Aphorisms such as “One is not born but becomes a woman,” taken from the French feminist writer Simone de Beauvoir, shower Rainbow Girl (2013). Reminiscent of trailblazers like Jenny Holzer and Tracy Emin, whose art-texts were more personal and not always about women’s issues, Amer’s concerns follow in the vein of the African-American artist Glen Ligon. By commingling her embroidered female shadows with barely legible, repeated text, Amer highlights the plight of marginalized women, both from her own Middle Eastern background and a global context. Here, what verges on illegibility results in a series of dialogues between visibility and erasure. 

Ghada Amer, "THE RAINBOW GIRL", 2014. Courtesy Cheim & Read, New York.

Ghada Amer, “THE RAINBOW GIRL”, 2014. Courtesy Cheim & Read, New York.

Amer’s embroidered declarations refrain from being didactic, yet echo the horror of women perceived as sexual objects.
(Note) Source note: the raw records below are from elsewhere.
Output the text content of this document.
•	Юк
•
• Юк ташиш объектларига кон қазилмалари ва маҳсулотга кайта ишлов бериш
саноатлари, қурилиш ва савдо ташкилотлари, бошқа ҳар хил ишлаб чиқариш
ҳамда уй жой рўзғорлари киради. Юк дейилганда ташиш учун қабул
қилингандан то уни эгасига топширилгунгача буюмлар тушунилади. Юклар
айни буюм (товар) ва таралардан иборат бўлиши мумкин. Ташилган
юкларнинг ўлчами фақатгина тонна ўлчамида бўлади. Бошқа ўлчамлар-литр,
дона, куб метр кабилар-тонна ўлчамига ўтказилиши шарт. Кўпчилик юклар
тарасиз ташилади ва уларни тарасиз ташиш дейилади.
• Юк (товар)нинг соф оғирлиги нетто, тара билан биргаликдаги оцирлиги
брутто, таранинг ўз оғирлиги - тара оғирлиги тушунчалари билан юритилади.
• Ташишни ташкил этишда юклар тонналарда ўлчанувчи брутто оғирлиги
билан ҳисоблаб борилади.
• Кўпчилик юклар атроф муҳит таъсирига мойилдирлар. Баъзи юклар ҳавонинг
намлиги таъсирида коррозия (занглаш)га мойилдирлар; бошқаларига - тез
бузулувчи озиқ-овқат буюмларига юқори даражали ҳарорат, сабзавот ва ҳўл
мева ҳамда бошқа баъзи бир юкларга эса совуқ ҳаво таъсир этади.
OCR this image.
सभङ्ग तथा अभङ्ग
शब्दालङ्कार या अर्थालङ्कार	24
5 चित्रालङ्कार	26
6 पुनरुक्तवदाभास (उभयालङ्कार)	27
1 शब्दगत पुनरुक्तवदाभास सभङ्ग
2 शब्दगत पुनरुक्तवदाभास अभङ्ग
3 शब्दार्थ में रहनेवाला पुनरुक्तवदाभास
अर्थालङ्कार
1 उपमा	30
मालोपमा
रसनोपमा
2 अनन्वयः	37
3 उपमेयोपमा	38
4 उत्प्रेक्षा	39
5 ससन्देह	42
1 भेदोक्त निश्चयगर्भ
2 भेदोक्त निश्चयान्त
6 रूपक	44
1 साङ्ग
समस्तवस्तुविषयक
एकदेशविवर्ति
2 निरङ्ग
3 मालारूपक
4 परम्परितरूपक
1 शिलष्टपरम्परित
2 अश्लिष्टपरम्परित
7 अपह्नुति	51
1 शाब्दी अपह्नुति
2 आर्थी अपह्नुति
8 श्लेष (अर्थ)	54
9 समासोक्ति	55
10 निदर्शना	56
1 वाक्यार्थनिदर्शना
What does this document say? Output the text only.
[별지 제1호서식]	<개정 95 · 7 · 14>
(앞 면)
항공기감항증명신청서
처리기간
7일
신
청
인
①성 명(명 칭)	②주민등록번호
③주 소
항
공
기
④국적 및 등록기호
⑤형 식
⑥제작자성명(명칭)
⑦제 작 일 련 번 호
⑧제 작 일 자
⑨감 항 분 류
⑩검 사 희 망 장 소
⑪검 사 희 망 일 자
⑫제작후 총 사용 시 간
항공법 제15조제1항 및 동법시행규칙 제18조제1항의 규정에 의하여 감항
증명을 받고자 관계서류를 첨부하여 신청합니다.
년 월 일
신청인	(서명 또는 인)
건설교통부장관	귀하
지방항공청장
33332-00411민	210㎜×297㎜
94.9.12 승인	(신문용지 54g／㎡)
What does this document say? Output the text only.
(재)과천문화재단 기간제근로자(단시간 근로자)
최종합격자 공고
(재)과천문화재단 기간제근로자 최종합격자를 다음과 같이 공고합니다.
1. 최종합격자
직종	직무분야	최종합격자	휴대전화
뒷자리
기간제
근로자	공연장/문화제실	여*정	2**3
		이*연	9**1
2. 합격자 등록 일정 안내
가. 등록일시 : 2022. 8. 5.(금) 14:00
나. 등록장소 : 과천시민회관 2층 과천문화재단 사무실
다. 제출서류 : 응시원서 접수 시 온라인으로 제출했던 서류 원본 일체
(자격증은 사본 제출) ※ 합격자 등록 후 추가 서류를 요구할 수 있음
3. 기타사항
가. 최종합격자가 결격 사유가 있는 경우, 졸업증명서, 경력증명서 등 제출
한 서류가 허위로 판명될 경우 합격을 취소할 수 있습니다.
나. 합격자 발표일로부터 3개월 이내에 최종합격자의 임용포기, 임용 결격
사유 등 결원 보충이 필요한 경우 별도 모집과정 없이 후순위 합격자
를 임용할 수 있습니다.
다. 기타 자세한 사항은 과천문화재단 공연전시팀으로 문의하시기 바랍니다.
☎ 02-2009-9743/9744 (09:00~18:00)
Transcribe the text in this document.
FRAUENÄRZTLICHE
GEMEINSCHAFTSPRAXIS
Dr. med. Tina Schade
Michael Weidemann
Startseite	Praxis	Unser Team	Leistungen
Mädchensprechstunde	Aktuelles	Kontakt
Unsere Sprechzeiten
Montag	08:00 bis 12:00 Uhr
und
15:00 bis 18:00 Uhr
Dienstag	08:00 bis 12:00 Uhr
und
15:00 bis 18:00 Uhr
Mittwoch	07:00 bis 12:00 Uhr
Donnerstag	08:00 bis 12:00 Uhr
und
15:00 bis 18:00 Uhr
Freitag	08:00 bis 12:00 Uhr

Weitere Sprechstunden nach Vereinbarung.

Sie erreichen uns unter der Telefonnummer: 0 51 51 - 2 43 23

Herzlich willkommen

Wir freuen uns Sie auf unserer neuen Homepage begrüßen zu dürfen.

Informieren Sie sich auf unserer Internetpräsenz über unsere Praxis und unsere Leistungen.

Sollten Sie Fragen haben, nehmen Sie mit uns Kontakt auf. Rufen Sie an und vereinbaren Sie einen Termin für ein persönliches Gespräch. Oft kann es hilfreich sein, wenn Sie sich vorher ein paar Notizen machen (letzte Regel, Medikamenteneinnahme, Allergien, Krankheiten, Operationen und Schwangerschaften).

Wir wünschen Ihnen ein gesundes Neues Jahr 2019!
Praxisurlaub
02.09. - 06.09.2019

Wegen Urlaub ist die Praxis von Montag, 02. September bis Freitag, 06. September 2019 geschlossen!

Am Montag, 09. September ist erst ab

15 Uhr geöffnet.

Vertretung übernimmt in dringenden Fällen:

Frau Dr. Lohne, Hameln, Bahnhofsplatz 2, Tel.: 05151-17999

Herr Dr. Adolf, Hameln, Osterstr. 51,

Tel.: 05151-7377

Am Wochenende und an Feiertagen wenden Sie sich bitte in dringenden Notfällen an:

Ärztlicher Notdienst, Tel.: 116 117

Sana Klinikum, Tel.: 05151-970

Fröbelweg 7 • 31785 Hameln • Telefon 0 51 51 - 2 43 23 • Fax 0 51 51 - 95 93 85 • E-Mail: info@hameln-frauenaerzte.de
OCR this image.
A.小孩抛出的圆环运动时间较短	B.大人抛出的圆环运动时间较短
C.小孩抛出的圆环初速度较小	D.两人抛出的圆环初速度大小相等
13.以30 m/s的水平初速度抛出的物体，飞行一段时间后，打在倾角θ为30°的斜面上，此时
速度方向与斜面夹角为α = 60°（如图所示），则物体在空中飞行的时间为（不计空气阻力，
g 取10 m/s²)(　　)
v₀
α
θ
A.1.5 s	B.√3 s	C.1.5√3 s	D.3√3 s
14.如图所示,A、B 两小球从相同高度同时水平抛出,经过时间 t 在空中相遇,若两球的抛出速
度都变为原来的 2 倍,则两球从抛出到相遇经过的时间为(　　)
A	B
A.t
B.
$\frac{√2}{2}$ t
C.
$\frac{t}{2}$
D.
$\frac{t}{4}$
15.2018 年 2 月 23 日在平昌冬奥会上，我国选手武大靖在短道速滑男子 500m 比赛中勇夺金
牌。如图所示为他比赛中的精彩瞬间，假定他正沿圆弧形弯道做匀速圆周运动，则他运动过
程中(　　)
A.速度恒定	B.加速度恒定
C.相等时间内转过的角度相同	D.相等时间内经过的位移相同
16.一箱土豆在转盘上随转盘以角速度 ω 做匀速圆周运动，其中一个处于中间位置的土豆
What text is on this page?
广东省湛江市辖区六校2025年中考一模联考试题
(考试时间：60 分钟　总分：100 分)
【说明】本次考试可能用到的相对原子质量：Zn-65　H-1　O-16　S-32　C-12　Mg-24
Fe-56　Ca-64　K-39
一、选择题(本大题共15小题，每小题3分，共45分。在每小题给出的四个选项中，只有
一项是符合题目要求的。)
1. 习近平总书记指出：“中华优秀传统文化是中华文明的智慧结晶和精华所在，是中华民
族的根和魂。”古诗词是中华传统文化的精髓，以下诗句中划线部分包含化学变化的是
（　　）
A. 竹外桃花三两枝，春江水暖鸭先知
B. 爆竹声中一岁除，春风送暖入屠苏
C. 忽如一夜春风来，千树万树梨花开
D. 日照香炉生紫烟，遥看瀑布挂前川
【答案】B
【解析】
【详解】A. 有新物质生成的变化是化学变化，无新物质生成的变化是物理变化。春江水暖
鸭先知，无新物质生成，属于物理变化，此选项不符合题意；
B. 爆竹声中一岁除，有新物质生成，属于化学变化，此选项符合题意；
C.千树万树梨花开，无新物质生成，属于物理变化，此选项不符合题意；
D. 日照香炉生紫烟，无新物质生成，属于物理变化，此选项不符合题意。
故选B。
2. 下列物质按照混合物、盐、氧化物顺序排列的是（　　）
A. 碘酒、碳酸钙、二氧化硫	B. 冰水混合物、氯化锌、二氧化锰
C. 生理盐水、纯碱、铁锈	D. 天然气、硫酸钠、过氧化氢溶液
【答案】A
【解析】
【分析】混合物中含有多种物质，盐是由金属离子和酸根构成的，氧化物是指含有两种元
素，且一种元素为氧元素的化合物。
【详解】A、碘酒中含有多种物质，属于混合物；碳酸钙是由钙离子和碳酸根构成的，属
The power of the stenciled text is particularly potent, especially from the context of Middle Eastern calligraphy used by artists such as the photographer Lalla Essaydi in her work. In Mandy (2013), the stenciled text “I see my body as an instrument rather than an ornament” transforms the personal and diaristic into the political and public. In Amer’s works the formal appearance of the stencil has a supercharged affect. 

In the end, Amer’s pluralism not only addresses women’s sexuality through figuration, text-based works and sculpture, her art also embraces the comedian Roseanne Barr’s truism, highlighted in Sunset with Words (2013)—“Nobody gives you power you just take it.” 

Ghada Amer, "MANDY", 2013. Courtesy Cheim & Read, New York.

Ghada Amer, “MANDY”, 2013. Courtesy Cheim & Read, New York.